Daredevil doesn’t have a romantic subplot for the main three good guys. Murdoch isn’t chasing Mary Jane across Manhattan. Foggy and Karen flirt a bit, but there isn’t anything definitive that happens between them.

This can be a turn off for some people who like that sort of thing, but I found Daredevil’s  narrative crowded enough without adding a love triangle to the mix.

Instead, we have the main love story taking place for the villain. This is an interesting subversion of the typical romantic plot, as villains usually don’t pursue gallery curators.

I found the flipped approach to be refreshing, but I have a feeling that it will disappoint some viewers.

Which leads me to…

The Shoehorned Kissing Scene

Matt makes a friend as Daredevil in Claire Temple, a nurse who patches him up. Their relationship is interesting, as she only knows him as Daredevil, while everyone else only knows him as Matt Murdoch.

They talk, they banter, and they help each other out. There was no sexual tension that I picked up on, and I thought it was a great change of pace– usually, in a story like this, the two characters would have been sleeping together within one episode.

I was just thinking to myself (and actually said out loud to my dad, who was watching with me) “Man, I’m glad that they aren’t pushing for a relationship between these two characters,” when they kissed.

And it was weird. It felt so forced to me that I didn’t understand why they decided to go there. It was out of place for me, and I think the show would have been better without it, though I’m sure that some people will like it. Just don’t think I’m one of them.





The Death of Ben Urich



I like it when creators aren’t afraid to kill off characters. I don’t hate George R.R. Martin for killing Ned Stark, or Robb Stark, or… Catelyn Stark… or… well, pretty much all of the Starks.

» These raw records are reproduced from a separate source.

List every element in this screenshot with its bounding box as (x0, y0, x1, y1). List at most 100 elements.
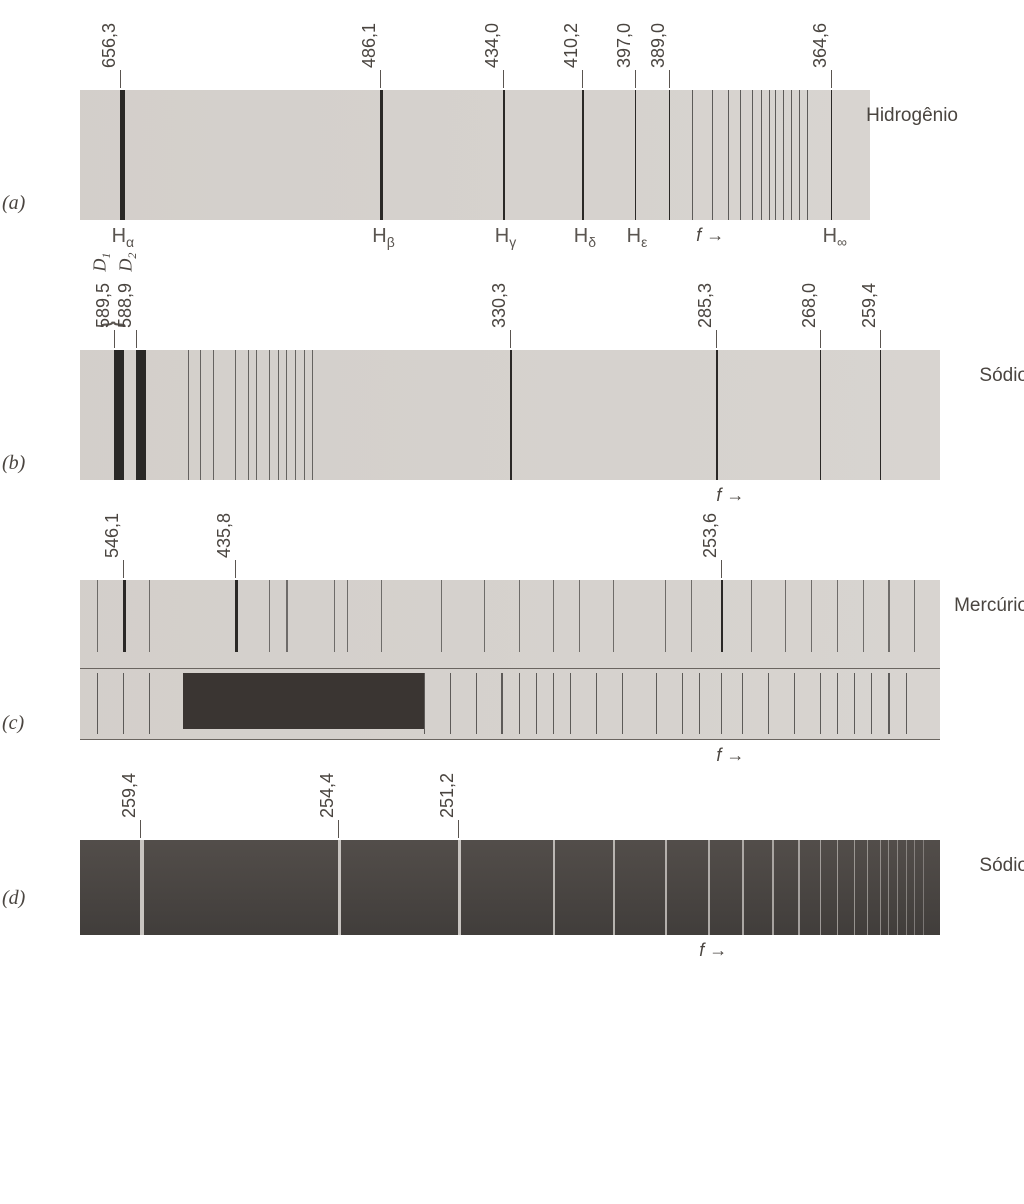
spectral-line-minor (149, 673, 150, 734)
d-line-label: D1 (90, 253, 115, 272)
spectral-line (669, 90, 670, 220)
spectrum-band-sodium-abs: Sódio 259,4254,4251,2f → (80, 840, 940, 935)
spectral-line-minor (751, 580, 752, 652)
spectral-line-minor (278, 350, 279, 480)
wavelength-tick (721, 560, 722, 578)
wavelength-label: 268,0 (799, 283, 820, 328)
absorption-line-minor (854, 840, 855, 935)
spectral-line-minor (286, 350, 287, 480)
wavelength-tick (669, 70, 670, 88)
absorption-line-minor (923, 840, 924, 935)
spectral-line-minor (123, 673, 124, 734)
spectral-line-minor (188, 350, 189, 480)
spectral-line-minor (799, 90, 800, 220)
spectral-line-minor (888, 673, 889, 734)
element-label-hydrogen: Hidrogênio (866, 105, 958, 127)
wavelength-tick (380, 70, 381, 88)
spectral-line-minor (312, 350, 313, 480)
spectral-line (235, 580, 238, 652)
spectral-line-minor (906, 673, 907, 734)
wavelength-label: 656,3 (99, 23, 120, 68)
wavelength-label: 364,6 (810, 23, 831, 68)
panel-letter-d: (d) (2, 887, 25, 910)
absorption-line-minor (888, 840, 889, 935)
spectral-line-minor (213, 350, 214, 480)
panel-letter-c: (c) (2, 712, 24, 735)
panel-c: Mercúrio 546,1435,8253,6f → (c) (40, 580, 984, 740)
spectral-line-minor (484, 580, 485, 652)
absorption-line-minor (708, 840, 710, 935)
spectrum-band-hydrogen: Hidrogênio 656,3Hα486,1Hβ434,0Hγ410,2Hδ3… (80, 90, 870, 220)
wavelength-label: 486,1 (359, 23, 380, 68)
spectral-line-minor (712, 90, 713, 220)
wavelength-tick (831, 70, 832, 88)
spectral-line-minor (200, 350, 201, 480)
wavelength-tick (880, 330, 881, 348)
absorption-line (458, 840, 461, 935)
spectral-line (510, 350, 512, 480)
spectral-line-minor (450, 673, 451, 734)
panel-letter-a: (a) (2, 192, 25, 215)
spectral-line-minor (761, 90, 762, 220)
spectral-line-minor (97, 673, 98, 734)
spectral-line-minor (235, 350, 236, 480)
frequency-arrow: f → (716, 745, 744, 766)
spectral-line-minor (665, 580, 666, 652)
spectral-line-minor (286, 580, 287, 652)
wavelength-tick (820, 330, 821, 348)
wavelength-label: 251,2 (437, 773, 458, 818)
spectral-line-minor (728, 90, 729, 220)
spectral-line-minor (863, 580, 864, 652)
spectral-line-minor (740, 90, 741, 220)
absorption-line-minor (553, 840, 555, 935)
spectral-line (582, 90, 584, 220)
spectral-line-minor (295, 350, 296, 480)
wavelength-tick (582, 70, 583, 88)
spectral-line-minor (794, 673, 795, 734)
spectral-line-minor (248, 350, 249, 480)
spectral-line-minor (381, 580, 382, 652)
balmer-label: Hβ (372, 225, 395, 250)
spectral-line-minor (536, 673, 537, 734)
spectral-line-minor (441, 580, 442, 652)
spectral-line-minor (622, 673, 623, 734)
spectral-line-minor (501, 673, 502, 734)
wavelength-tick (458, 820, 459, 838)
wavelength-label: 435,8 (214, 513, 235, 558)
absorption-line (140, 840, 144, 935)
spectral-line-minor (97, 580, 98, 652)
spectral-line-minor (334, 580, 335, 652)
wavelength-label: 434,0 (482, 23, 503, 68)
spectral-line-minor (752, 90, 753, 220)
wavelength-tick (510, 330, 511, 348)
frequency-arrow: f → (699, 940, 727, 961)
spectral-line-minor (768, 673, 769, 734)
spectral-line (380, 90, 383, 220)
absorption-line-minor (867, 840, 868, 935)
balmer-label: Hδ (574, 225, 596, 250)
wavelength-label: 330,3 (489, 283, 510, 328)
spectral-line (503, 90, 505, 220)
wavelength-tick (123, 560, 124, 578)
spectral-line (820, 350, 821, 480)
spectral-line-minor (699, 673, 700, 734)
wavelength-tick (235, 560, 236, 578)
absorption-line-minor (820, 840, 821, 935)
spectral-line-minor (596, 673, 597, 734)
balmer-label: Hα (112, 225, 135, 250)
wavelength-label: 410,2 (561, 23, 582, 68)
mercury-separator (80, 668, 940, 669)
spectral-line-minor (888, 580, 889, 652)
spectral-line-minor (837, 673, 838, 734)
spectral-line-minor (269, 350, 270, 480)
wavelength-label: 546,1 (102, 513, 123, 558)
absorption-line-minor (897, 840, 898, 935)
wavelength-tick (716, 330, 717, 348)
spectral-line-minor (579, 580, 580, 652)
spectral-line (635, 90, 637, 220)
wavelength-label: 253,6 (700, 513, 721, 558)
absorption-line-minor (837, 840, 838, 935)
absorption-line (338, 840, 341, 935)
spectral-line (114, 350, 124, 480)
spectral-line-minor (570, 673, 571, 734)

And, like, eighty other characters.

It helps raise the stakes of the plot when you know that anyone can die, and prevents characters from overstaying their welcome.

But Ben Urich had potential, and not just because he was a cool character. I think it was a blown opportunity for the entire Marvel Universe, especially the Netflix series.

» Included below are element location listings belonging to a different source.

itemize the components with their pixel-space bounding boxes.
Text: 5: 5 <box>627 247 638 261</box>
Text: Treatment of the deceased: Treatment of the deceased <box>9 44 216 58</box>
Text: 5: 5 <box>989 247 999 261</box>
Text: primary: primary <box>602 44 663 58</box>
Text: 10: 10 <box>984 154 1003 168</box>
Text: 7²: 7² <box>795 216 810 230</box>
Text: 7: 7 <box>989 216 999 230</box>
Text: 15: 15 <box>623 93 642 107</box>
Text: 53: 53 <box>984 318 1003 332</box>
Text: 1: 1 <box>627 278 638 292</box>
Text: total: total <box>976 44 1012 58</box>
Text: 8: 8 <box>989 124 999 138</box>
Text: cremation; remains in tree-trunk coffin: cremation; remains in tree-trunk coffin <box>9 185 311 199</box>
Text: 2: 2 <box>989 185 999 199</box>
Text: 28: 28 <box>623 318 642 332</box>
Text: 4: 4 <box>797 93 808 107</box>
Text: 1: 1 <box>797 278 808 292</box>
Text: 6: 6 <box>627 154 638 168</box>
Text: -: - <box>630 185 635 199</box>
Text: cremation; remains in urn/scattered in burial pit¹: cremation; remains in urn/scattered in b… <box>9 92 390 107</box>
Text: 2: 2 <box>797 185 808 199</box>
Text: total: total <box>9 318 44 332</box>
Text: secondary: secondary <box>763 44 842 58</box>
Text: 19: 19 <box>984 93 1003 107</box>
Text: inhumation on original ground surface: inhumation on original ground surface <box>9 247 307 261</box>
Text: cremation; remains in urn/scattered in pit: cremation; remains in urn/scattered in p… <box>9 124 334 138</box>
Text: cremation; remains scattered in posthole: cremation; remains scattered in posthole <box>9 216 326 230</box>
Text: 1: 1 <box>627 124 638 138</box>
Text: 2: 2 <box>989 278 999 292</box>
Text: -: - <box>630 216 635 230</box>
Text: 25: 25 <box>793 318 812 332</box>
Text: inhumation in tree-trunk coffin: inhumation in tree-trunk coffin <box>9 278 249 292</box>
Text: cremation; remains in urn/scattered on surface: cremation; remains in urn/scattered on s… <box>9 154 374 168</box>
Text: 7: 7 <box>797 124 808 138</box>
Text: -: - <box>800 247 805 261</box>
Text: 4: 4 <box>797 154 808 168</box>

Urich could have been the common thread of what I’m calling The Marvel Netflix Initiative, which incorporates Daredevil, A.K.A. Jessica Jones, Iron Fist, Luke Cage, and the Defenders Team-Up.

What do I mean?

Well, remember when the Marvel Cinematic Universe just got started? There was one character who was present in all of the movies, one who tied everything together: Agent Coulson. This handsome devil:

He served as a constant between multiple films, and was almost an easter egg until The Avengers, when he became an actual character.

As a reporter entrenched in Manhattan, where the next bunch of Marvel Netflix series are taking place, Ben Urich could have served the same purpose! A familiar face from Daredevil would have added significant scope to A.K.A. Jessica Jones, who, and I hope fans will forgive me for saying this, is far less recognizable than Daredevil, Iron Fist and Luke Cage.

He also could have helped tie the series into the greater Marvel Universe, maybe even having a cameo appearance somewhere in Phase Three.

Don’t get me wrong– I understand why they did what they did. I just think that they had a great opportunity to expand the universe they’re working in, and they blew it too early.




Seriously. There isn’t anything bad about this show. You don’t even need to like comics to watch it and enjoy it.



You have Netflix. If you don’t, sign up for the free trial. It is worth blowing your one-time two week free period just to watch this show.

As Marvel’s first attempt at a genuine live-action show, I think it is an excellent start, and that the movie directors (and Joss Whedon) can learn a thing or two from watching Daredevil. Give the first episode a watch, and if you don’t wind up watching the second one immediately, I feel perfectly confident in telling you that you are a terrible person who needs prompt medical attention.